Historical Pictures of Charles Town

The following pictures and text are reprinted with permission from Charles Town, by Dolly Nasby. Available from the publisher online at www.arcadiapublishing.com or by calling 888-313-2665.

Charles Washington.
Charles Washington, youngest brother of President George Washington, founded Charles Town. He grew up in Fairfax County, Virginia, and moved to the Charles Town area between April 20 and Octoer 6, 1780, after he inherited land from his half-brother Lawrence Washington, who had died in 1752. Charles Town was established on 80 acres laid out by Charles. Both Charles and George Washington died 1799. (Courtesy collection of Bill Theriault, Bakerton, W.V. )
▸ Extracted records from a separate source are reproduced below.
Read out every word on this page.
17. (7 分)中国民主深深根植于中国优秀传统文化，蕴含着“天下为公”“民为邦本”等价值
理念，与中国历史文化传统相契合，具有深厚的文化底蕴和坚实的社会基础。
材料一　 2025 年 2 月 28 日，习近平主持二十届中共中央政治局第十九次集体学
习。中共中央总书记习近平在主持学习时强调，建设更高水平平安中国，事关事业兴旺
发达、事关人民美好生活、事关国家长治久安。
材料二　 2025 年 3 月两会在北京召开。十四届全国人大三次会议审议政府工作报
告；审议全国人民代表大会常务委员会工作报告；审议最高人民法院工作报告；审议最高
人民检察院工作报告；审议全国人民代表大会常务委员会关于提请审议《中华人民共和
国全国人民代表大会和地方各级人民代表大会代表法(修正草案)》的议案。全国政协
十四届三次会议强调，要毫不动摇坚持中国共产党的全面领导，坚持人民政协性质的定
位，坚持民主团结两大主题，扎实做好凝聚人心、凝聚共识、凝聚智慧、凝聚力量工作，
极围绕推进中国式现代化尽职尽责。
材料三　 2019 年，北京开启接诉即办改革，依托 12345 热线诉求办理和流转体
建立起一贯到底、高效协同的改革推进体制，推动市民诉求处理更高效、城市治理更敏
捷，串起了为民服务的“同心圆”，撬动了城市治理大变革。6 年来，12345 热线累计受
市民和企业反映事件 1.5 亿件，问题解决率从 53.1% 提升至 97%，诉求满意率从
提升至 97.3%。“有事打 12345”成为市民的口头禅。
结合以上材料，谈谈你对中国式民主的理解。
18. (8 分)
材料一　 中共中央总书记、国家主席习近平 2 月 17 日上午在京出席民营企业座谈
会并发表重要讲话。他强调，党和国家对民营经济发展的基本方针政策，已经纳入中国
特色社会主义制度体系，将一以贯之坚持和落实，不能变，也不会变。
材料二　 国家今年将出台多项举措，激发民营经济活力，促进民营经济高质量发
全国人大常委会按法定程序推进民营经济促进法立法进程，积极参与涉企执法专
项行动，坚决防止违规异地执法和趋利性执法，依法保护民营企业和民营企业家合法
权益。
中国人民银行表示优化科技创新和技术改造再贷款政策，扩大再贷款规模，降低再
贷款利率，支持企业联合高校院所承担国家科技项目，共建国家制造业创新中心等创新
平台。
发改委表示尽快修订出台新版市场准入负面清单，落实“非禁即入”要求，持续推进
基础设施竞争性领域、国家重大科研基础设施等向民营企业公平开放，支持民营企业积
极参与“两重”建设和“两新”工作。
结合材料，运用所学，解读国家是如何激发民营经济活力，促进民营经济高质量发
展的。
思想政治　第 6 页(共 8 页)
Law Office of Charles Washington.
Pictured here is the law office of Charles Washington. Located on North Lawrence Street between Liberty and Washington Streets this smal brick building was constructed during the last quarter of the 18th century. It was built to be used as an office. (Courtesy collection of Bill Theriault, Bakerton, WV.)
Jailhouse in Charles Town.
This 1900 photo shows the jailhouse where seven people who participated in th Harpers Ferry raid were held. They were all sentenced to hang for for treason, conspiring slaves to rebel, and murder. Located on the corner of George and Washington Streets on one of the four lots set aside for community use, the jail was torn down in 1919to make roomfor a new post office. (Courtesy of the Thomas Featherstonhaugh Collection, Library of Congress.)
First Meeting.
This photo shows the first Charles Town Horse Show Association. Sponsored by Thornton T. Perry, the first meeting took place August 7, 1913. While no racing took place, the event was both a social and a financial success. It continued to have horse shows for the next 50 years. Horseracing as we know it today, began in 1933. This photo was reprinted in the Spirit of Jefferson-Advocate on April 3, 1987. (Courtesy collection of Bill Theriault, Bakeron, WV.)
Charles Town Race Track.
This 1945 arial view shows the Charles Town Race Track. Fifty years later, the same arial shot would be very different. The press box at the Charles Town track was unusual because it hung out directly over the finish line. The design of the clubhouse itself was similar to the Spanish style of the Hialeah Track in Florida. Edwin Fitzpatrick took this photo. (Courtesy collection of Bill Theriault, Bakeron, WV.)
Old Charles Town Hospital.
In this photo we see the Old Charles Town Hospital on Congress Street in Charles Town. On the steps are at least four nurses with two doctors standing behind them. There appears to be another nurse on the right. A new hospital was built in 1948. The physicians did the best with what they had, which is typical of hard-working Americans yesterday and today. (Courtesy of Jefferson County Museum, Charles Town, WV.)
Downtown Charles Town.
This photo was taken from one of the upper floors of a building along W. Washington Street looking east. Down the street on the right, at the next corner, you can see the building where the city hall is located today. A streetlight is visible on the near corner, as is a telophone pole on the other side of the street. The street is not paved. On the right side of the photo can be seen a board that extends from the sidewalk over the ditch into the road to prevent people from stepping into muddy puddles. Vehicles can be seen going in both directions up and down the street, creating what appears to be dust trails behind them. Horses are also visible, so it is evident that cars had not become the sole mode of transportation. The way pedestrians look at the cars, makes one think that cars were still a curiosity. (Courtesy of Jefferson County Museum, Charles Town, WV.)
Brown's Ice Cream Parlor, Front.
Theodore and Gus Brown owned Brown's Ice Cream Parlor on W. Washington Street, a favorite gathering place for locals. This photo was taken in the early 1920s. Brown's Ice Cream Parlor was the only place in the county that both made and sold ice cream in a variety of flavors. It had an attractive interior with a sizeable fountain on one side and seating in the back. (Courtesy collection of Bill Theriault, Bakerton, WV.)